New York ayrı bir alem. Öncelikle artık var olmayan ünlü kuleleri, sanki orada duruyormuşçasına N.Y. genel manzarasının göbeğine yerleştirmek...Ve o yükseklikte yaşanmış olayı büyük inandırıcılıkla perdeye getirmek. Sanki bir büyücü çabası, bir sihirbaz marifeti.

Bu teknolojik mucizenin yanısıra, oyunculuk da üst düzeyde. Yetenekli Joseph Gordon-Levitt’i o çocuksu yüzüyle Fransızlaştırma işi başarılmış. Fransızca konuştuğu sahnelerde bunu iyi yapıyor (hatta biraz abartarak!).

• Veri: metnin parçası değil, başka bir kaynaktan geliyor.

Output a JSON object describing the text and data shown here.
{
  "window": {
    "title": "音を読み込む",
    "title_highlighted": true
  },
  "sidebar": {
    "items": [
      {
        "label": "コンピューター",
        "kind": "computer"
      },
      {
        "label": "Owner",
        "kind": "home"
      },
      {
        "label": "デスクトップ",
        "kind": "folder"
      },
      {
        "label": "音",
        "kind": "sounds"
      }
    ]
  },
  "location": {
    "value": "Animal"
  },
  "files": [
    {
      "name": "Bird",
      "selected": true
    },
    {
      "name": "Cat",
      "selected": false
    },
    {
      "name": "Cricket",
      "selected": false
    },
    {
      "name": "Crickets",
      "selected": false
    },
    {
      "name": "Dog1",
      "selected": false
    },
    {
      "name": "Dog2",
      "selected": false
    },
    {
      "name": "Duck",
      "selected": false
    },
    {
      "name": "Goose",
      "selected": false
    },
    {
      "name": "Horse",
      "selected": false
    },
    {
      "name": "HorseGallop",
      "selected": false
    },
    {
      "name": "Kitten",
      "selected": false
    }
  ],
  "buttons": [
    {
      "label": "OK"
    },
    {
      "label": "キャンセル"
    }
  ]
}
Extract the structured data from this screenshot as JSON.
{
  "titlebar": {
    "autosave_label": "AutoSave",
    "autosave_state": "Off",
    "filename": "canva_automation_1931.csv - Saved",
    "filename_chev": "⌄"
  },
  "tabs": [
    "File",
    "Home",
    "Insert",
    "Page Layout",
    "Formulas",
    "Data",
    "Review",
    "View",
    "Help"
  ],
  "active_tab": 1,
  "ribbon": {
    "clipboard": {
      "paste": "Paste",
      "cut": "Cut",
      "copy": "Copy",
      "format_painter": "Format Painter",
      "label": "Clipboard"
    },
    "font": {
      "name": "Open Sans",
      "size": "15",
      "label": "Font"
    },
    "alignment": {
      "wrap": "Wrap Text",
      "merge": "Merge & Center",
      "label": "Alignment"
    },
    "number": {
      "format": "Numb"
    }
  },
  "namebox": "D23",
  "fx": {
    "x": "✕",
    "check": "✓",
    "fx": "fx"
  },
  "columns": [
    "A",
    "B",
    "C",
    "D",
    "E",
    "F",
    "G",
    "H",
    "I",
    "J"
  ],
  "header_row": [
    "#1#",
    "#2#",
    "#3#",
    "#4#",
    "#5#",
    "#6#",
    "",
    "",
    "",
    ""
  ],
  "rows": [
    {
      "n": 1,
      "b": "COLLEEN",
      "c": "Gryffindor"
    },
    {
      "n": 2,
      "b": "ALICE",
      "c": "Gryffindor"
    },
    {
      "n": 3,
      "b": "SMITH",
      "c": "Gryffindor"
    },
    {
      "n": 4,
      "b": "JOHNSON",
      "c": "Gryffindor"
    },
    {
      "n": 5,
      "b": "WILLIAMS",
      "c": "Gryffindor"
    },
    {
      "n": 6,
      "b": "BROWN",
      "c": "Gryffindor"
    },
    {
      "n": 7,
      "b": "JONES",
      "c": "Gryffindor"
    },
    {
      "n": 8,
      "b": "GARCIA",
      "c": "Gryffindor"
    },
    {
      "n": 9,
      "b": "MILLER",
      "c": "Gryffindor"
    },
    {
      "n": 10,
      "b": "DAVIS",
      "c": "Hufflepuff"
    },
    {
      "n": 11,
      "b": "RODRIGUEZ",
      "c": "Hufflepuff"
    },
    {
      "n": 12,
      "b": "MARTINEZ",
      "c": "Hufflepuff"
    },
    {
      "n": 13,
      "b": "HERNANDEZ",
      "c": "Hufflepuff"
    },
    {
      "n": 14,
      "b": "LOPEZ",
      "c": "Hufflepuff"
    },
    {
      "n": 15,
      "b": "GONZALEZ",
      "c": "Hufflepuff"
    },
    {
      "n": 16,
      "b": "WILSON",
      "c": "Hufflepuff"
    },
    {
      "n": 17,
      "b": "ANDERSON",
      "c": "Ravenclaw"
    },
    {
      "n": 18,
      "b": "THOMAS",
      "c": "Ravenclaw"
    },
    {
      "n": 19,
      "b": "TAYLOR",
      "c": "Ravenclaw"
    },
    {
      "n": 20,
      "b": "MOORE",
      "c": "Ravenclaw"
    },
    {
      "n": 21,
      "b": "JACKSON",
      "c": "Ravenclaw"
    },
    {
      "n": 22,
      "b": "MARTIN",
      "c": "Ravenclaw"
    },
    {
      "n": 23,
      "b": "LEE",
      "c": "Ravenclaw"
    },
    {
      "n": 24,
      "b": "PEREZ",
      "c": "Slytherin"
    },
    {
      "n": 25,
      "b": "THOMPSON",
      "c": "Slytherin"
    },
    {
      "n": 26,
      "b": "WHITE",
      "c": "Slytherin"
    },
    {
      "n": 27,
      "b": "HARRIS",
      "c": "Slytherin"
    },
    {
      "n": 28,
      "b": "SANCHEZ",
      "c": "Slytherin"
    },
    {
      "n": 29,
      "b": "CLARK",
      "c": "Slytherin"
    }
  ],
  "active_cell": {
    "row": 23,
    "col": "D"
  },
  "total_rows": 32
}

Hemen İngilizce’ye geçmek içinse gerekli mazeret bulunmuş: New York’a gideceği için İngilizce pratiğini geliştirmek!...

Philippe’i koruması altına alan Çek kökenli gösteri ustası Papa Rudy’de Ben Kingsley yine harika bir karakter çiziyor. O gencecik oyuncular ise çok iyi seçilmiş. O aykırı ve tuhaf kişileri eldiven gibi fiziklerine geçirmişler.

Ve görüntü ustası Dariusz Wolski ve büyük kompozitör Alan Silvestri, işlerini yine en iyi biçimde yapmışlar. Daha ne istenir?

Yine de sanki Marsh’ın belgeseli bambaşkaydı. Onun zihinlerimizdeki anısı bu büyük çabayı biraz gölgeliyorsa... Kabahat kimin?